Game-recommendation questions were closed because everyone kept just recommending their own personal favorite game system for every question, and didn’t back up those claims the way we needed them to be backed up.
Specifically, when the problem of everyone just recommending their favorite system was first discussed, the solution was to enforce Good Subjective, Bad Subjective by requiring answers to cite actual experience doing the specific thing asked for in the recommended system. That is, we would just get inundated with answers of the form “I’m sure my personal favorite system would be great for this because...” and that wasn’t good enough. Our first step was to try enforce it through moderation tools.
It didn’t work. We still got bad answers, almost exclusively. Hence the revisit.
In short, while in theory we could have provided answers rooted in expert opinion (i.e. educated and backed-up, Good Subjective), what we actually got in practice was answers rooted in personal opinion (i.e. just a feeling, no real basis, Bad Subjective). Moderation tools (and moderator effort) just wasn’t up to the task of preventing bad answers to these questions, and/or there just weren’t enough people qualified to give good answers.
But that situation has zero similarity to this question. What’s specifically absent here is the recommendation—the querent wants to know if there are any such subsystems, not asking for any opinions on which to use. That could be a problematic list question, if there were tons and tons of them, or it was open-ended, or we expected the list to just keep growing over time. But none of those apply to a game that’s nearing 20 years obsolete.
The reasons for banning game-rec apply only to game-rec, and that’s the only thing the site has ever had consensus on.
There was a large discussion in which the community reluctantly agreed that game-recommendation had to be made off-topic, because of all these problems.

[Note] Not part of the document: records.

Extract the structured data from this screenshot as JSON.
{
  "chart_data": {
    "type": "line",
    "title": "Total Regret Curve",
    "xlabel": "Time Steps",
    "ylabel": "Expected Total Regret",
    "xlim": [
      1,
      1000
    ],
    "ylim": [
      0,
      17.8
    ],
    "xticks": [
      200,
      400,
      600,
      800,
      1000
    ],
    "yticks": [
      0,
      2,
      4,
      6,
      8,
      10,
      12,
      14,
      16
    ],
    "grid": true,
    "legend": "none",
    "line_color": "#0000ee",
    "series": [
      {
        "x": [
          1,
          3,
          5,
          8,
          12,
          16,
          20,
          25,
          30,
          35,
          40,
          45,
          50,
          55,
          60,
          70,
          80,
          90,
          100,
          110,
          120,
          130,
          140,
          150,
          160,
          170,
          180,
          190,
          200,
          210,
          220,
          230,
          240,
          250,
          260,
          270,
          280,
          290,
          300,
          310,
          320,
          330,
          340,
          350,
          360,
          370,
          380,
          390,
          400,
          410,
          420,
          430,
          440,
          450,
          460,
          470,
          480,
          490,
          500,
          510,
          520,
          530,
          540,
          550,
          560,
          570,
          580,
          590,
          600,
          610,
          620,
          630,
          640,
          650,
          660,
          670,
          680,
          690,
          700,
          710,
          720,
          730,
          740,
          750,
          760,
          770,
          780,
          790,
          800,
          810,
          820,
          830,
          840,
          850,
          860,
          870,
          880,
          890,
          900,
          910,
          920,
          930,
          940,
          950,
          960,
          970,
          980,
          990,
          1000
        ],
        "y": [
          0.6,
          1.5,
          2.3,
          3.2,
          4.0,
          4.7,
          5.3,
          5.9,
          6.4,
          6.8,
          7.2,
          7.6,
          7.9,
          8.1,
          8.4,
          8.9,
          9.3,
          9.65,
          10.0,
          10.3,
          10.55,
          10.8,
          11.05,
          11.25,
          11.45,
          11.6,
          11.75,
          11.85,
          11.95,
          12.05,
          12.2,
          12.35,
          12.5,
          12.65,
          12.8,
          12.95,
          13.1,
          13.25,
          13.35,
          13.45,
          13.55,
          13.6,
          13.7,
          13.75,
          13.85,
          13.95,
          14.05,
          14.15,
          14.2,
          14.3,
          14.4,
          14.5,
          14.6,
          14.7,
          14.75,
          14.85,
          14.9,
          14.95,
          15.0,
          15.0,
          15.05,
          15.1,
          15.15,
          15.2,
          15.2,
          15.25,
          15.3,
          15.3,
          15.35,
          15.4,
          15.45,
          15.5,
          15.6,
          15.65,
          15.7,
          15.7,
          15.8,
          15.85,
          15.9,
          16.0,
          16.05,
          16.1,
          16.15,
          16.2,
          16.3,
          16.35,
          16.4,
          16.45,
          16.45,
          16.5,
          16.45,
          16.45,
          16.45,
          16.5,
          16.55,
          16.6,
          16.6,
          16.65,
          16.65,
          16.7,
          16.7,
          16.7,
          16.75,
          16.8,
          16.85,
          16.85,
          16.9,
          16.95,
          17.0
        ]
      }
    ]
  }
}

In response, the ♦ moderators of the time declared all recommendation questions off-topic. There was never any discussion of this, there was never any consensus built for this, and there was a major fight over it on the topic of tool recommendations. In the end, the ♦ moderators of the time simply declared “we are the moderators, and this is what we have decided.”
This was not, to put it mildly, how the system was supposed to work. This was not, to put it mildly, a good time for the site. No one on the site should be giving that “policy” the breadth it claimed; it was claimed illegitimately.